Reputation: 21753
I'm writing a powershell cmdlet. From inside of my cmdlet BeginProcessing() method, I want to be able to retrieve the the directory that was the default directory at the time the cmdlet was invoked.
Example: If the user does this:
cd \myDirectory
invoke-mycmdlet
I want for my code to know that the default shell directory was c:\myDirectory. When I access Environment.CurrentDirectory, it's always c:\windows\system32
I've seen a similar post on SO where the poster needed to set Environment::Current directory from inside the shell using get-location. That won't work for me.
Basically, my cmdlet does some file system stuff, and I want the user to be able to just cd\ into a directory, and execute my cmdlet, with it operating on the directory that they switched into -- just like you would expect it to work from the old Command Console.
Upvotes: 2
Views: 464
Reputation: 126722
You might want to try this instead, CurrentLocation.Path could also point to other provider paths, such as the registery.

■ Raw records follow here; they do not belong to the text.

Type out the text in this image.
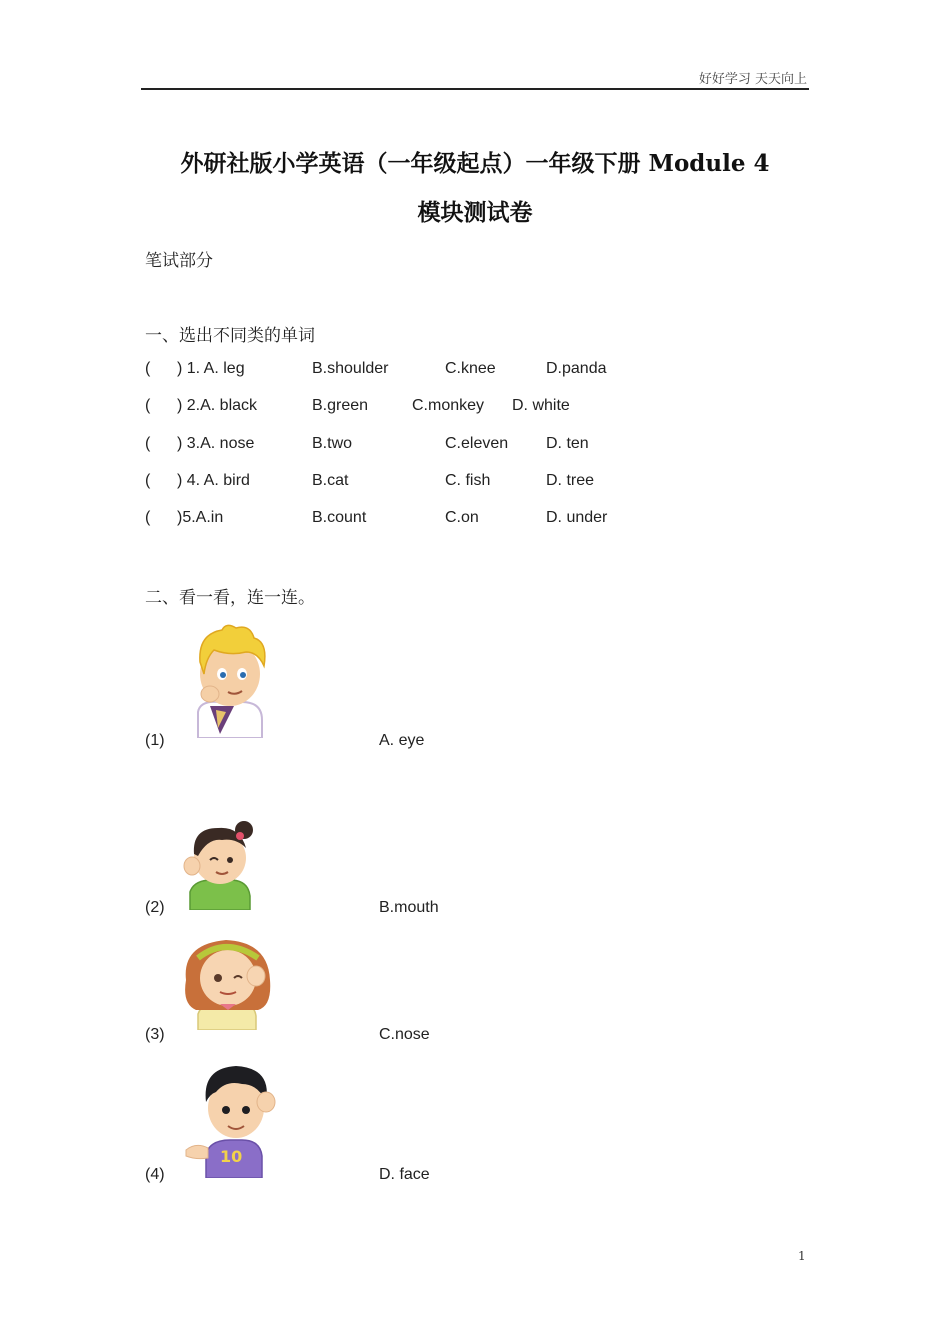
好好学习 天天向上
外研社版小学英语（一年级起点）一年级下册 Module 4
模块测试卷
笔试部分
一、选出不同类的单词
( ) 1. A. leg	B.shoulder	C.knee	D.panda
( ) 2.A. black	B.green	C.monkey D. white
( ) 3.A. nose	B.two	C.eleven D. ten
( ) 4. A. bird	B.cat	C. fish	D. tree
( )5.A.in	B.count	C.on	D. under
二、看一看，连一连。
(1)	A. eye
(2)	B.mouth
(3)	C.nose
10
(4)	D. face
1
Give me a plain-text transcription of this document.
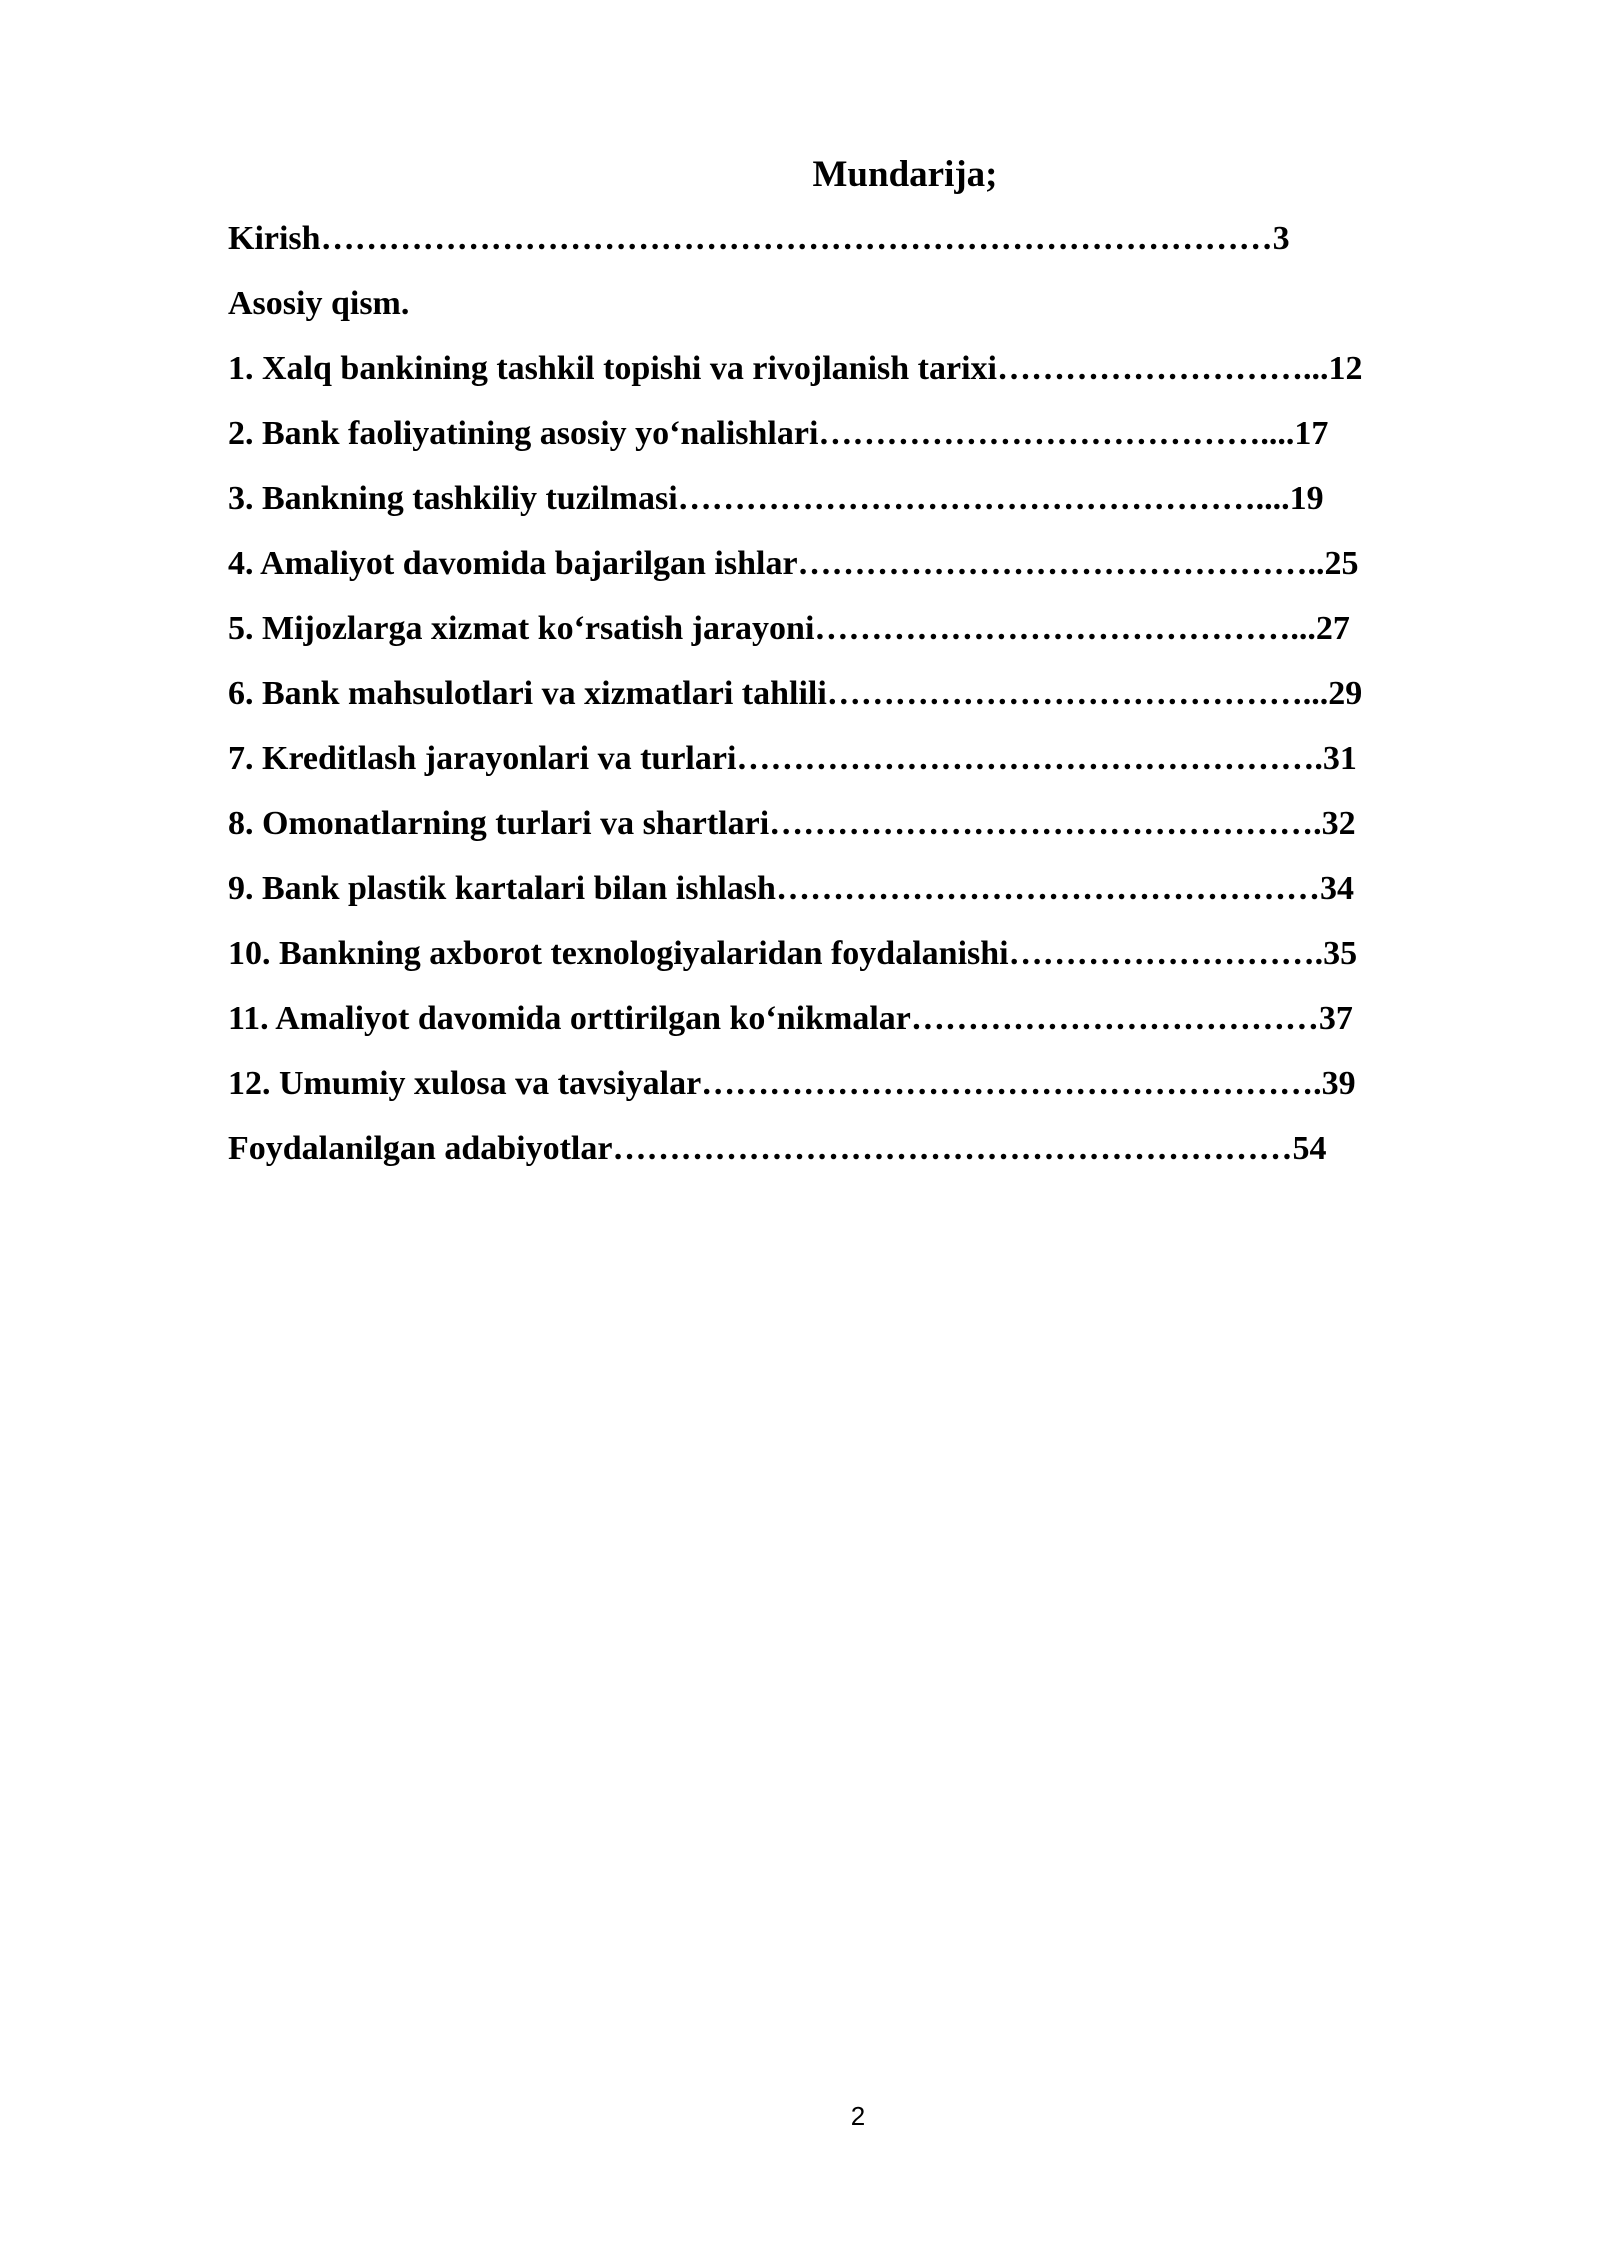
Mundarija;
Kirish…………………………………………………………………………3
Asosiy qism.
1. Xalq bankining tashkil topishi va rivojlanish tarixi………………………...12
2. Bank faoliyatining asosiy yo‘nalishlari…………………………………....17
3. Bankning tashkiliy tuzilmasi……………………………………………....19
4. Amaliyot davomida bajarilgan ishlar………………………………………..25
5. Mijozlarga xizmat ko‘rsatish jarayoni……………………………………...27
6. Bank mahsulotlari va xizmatlari tahlili……………………………………...29
7. Kreditlash jarayonlari va turlari…………………………………………….31
8. Omonatlarning turlari va shartlari………………………………………….32
9. Bank plastik kartalari bilan ishlash…………………………………………34
10. Bankning axborot texnologiyalaridan foydalanishi……………………….35
11. Amaliyot davomida orttirilgan ko‘nikmalar………………………………37
12. Umumiy xulosa va tavsiyalar……………………………………………….39
Foydalanilgan adabiyotlar……………………………………………………54

2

this.SessionState.Path.CurrentFileSystemLocation.Path
Upvotes: 5
Reputation: 21753
You know, I always seem to find it right after I post -- regardless of how long I spent looking before reaching for SO!
So, my cmdlet inherits from PsCmdlet. I found that I could get the path I wanted from
this.SessionState.Path.CurrentLocation.Path
(where "this" is a cmdlet class that inherits from PsCmdlet)
Upvotes: 1
Reputation: 7638
Try the Get-Location
cmdlet. It should be the script's current executing location, rather than the powershell host startup folder.